Long after Wambaugh traded badge for pen, he and Kalk, along with another musketeer -- the late LAPD Det. Nick Romero -- kept close. Over drinks, Wambaugh kept a note pad in front of him as they talked about the last nitwit they'd collared, or about Bullets Bambarella, their name for a fellow cop Kalk describes like this:
"That was a guy who could walk into a church and get involved in a shooting."
Wambaugh caught it all, Kalk said.
"Somebody would say something and Joe would write it down and put the note in his shirt pocket. At the end of the night, the pocket was out to here."
Maybe Wambaugh can work up a little something on the unsolved murder of the gypsy woman -- the one Kalk still thinks about decades after the body landed on a slab at the morgue.
"She had a bad habit of inviting everyone up to her room to tell them their fortune," Kalk said, still wondering which suspect might have taken her life near 6th and Alvarado.
Maybe there's a book or movie on the guilty-as-sin murderer who beat a rap and is still on the loose somewhere in Long Beach, the last Kalk checked.
I could go on forever. Kalk's got the material. He didn't even get around to the one about the time he was standing in line at a bank, 225 pounds of plainclothes cop, and the guy in the next line pulled a gun on the teller.
It was Wambaugh who told me how Kalk calmly waited for his opening, put a high school wrestling move on the robber, and told a teller to run outside and get his partner, Nick Romero.
Romero told the teller it was raining and he wasn't getting out of the car.
You might want to reconsider, she told him. The bank's just been robbed, there's money and a gun on the floor, and your partner's sitting on the bad guy.
Kalk was awarded the LAPD's Medal of Valor.
But as Kalk drank his beer and ate his tacos and told me his cop stories, I was thinking back on the look in his eye when he'd told me his wife died of breast cancer.
"Forty-six years," he said, leaning back a bit, like he still needed to distance himself from the idea of losing her.
When I brought it up again, a change came over Kalk, the tough guy going soft, with a tear coming up in his eye.
He never had an affair, Kalk told me, and he adored his wife. But he had a mistress, he said, pointing to his beer. It was the job, the brotherhood, the guys getting together at Villa Sombrero or some other joint after working yet another homicide.
There were too many rounds of drinking the night away, Kalk said, and he wishes he'd spent that time with his wife. As a tough guy who always knew what to do on the street, he wishes there was more he could have done when she was so sick she couldn't stand.
"I'm sorry," Kalk said, trying to compose himself. "I thought I was past it."

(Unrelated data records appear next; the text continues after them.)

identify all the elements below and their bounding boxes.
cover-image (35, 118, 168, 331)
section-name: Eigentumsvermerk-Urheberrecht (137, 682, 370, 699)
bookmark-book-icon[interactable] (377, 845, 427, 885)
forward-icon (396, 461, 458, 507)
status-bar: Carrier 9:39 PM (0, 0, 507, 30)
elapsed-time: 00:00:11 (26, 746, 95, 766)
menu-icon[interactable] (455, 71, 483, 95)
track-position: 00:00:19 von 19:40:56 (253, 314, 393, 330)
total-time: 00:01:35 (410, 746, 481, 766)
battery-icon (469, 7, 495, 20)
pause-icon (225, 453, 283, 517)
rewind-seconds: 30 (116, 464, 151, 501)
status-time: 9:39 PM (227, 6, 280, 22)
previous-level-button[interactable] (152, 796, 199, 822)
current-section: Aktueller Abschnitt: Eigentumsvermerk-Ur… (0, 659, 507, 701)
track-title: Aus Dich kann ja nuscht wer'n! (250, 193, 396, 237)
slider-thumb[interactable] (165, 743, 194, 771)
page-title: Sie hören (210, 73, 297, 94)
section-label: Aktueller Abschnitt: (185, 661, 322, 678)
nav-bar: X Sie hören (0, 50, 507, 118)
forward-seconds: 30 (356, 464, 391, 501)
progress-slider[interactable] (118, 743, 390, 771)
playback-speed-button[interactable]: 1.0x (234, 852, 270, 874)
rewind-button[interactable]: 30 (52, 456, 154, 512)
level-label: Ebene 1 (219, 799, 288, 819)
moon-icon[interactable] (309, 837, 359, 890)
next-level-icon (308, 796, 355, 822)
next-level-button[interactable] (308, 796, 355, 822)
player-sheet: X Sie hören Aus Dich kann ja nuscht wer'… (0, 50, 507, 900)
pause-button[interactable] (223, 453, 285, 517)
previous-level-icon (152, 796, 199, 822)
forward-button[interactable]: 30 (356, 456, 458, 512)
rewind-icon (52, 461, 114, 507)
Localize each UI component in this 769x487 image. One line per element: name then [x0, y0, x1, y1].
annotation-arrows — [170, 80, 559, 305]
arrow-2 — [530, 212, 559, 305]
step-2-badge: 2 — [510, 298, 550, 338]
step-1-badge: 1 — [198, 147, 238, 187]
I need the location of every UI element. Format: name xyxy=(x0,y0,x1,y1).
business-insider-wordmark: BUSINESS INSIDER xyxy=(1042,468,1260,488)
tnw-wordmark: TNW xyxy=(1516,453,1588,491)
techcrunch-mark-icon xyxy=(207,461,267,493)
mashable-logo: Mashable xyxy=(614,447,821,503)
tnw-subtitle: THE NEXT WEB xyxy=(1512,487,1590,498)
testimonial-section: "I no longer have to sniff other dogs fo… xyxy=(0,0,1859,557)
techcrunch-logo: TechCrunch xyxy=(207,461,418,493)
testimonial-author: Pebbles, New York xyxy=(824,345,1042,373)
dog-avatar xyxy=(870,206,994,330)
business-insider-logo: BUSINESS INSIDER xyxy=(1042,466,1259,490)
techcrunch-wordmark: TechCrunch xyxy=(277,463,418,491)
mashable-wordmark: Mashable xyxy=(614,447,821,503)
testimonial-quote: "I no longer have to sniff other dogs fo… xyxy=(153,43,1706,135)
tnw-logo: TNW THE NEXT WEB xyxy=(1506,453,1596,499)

I told Kalk to go easy on himself. Who else but cops wade in the darkest depths, the bloodied bodies lapping at their feet in tireless waves? Maybe a drink with the guys was his way of keeping it all where it belonged, I suggested, away from the wife he loved.
With Wambaugh and Zapata looking down on us, we called it a night. I don't know how many stories there are in the dust of the restaurant, which closed Tuesday. I only took away this one.
Adios, Villa Sombrero.
The food was good, but the company was better.